Year after year, every company generates vast amounts of data in a wide variety of activities. Systematically unlocking and leveraging this treasure trove of data is both a challenge and a great opportunity. Data Science projects and the development of Machine Learning and AI models help your company gain new insights and business opportunities
The buzzwords AI, data science and advanced analytics have enjoyed great popularity in the business world for several years. However, the challenges and difficulties become apparent in everyday work when real existing data is used to solve real existing requirements and use cases of different departments. Developing good machine learning and AI models is a challenge that requires experience, knowledge and technical know-how.
Data Science and the development of Machine Learning models can simplify and automate a wide range of tasks in everyday business.
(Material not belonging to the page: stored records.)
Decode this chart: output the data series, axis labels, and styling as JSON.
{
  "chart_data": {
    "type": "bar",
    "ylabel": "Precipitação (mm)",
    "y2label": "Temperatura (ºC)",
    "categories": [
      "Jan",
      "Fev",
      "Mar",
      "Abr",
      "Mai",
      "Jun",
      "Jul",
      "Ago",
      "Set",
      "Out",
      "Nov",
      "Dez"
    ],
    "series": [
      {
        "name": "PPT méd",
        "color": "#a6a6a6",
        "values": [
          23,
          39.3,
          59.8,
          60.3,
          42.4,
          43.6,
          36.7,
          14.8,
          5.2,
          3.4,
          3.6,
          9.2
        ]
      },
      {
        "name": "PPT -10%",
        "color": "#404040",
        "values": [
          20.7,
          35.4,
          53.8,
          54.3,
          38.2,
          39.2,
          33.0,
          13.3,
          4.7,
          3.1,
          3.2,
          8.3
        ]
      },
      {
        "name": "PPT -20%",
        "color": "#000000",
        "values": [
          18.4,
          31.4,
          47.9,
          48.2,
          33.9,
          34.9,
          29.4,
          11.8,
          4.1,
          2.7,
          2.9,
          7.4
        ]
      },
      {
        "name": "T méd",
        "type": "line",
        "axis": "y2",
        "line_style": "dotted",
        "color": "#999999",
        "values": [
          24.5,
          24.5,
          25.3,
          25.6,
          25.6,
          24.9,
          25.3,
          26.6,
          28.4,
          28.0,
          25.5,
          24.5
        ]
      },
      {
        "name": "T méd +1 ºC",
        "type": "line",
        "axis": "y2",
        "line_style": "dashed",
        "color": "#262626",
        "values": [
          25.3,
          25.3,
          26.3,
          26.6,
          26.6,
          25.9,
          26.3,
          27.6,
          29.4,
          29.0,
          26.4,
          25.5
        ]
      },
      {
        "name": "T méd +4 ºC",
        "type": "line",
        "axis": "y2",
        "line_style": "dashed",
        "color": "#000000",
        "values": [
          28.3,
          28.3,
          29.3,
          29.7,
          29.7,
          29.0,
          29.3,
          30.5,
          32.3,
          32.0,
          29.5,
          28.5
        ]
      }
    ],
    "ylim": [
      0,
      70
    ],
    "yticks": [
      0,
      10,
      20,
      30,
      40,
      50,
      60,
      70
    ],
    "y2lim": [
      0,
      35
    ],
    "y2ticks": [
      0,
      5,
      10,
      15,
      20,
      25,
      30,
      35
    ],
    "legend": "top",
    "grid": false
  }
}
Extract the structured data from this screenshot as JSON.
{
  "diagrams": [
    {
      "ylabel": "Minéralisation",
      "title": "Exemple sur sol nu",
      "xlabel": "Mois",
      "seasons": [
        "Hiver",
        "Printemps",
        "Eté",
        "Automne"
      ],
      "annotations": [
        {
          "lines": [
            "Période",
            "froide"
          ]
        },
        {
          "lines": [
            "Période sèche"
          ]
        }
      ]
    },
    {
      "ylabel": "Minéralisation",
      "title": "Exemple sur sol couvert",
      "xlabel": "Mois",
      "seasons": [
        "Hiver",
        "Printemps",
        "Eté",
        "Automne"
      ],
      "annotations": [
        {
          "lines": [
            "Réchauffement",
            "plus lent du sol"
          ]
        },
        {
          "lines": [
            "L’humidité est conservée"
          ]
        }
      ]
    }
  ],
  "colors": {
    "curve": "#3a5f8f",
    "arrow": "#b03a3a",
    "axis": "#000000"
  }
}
Some examples from past projects:
Time series analyses – workload prediction and thus more precise use of resources, churn prediction, early detection of non-obvious trends
Text analysis and NLP – classification and routing of incoming documents, determination of prioritized processing, complaint forecasting, social media monitoring
Information extraction from documents – opens the way to fully automated transaction processing
Anomaly detection – preventive maintenance of machines, fraud detection.
Image analysis – automatic defect detection, object tracking, OCR/text extraction
Classification algorithms – Recommendation systems/Next Best Offer, risk assessment, market analysis.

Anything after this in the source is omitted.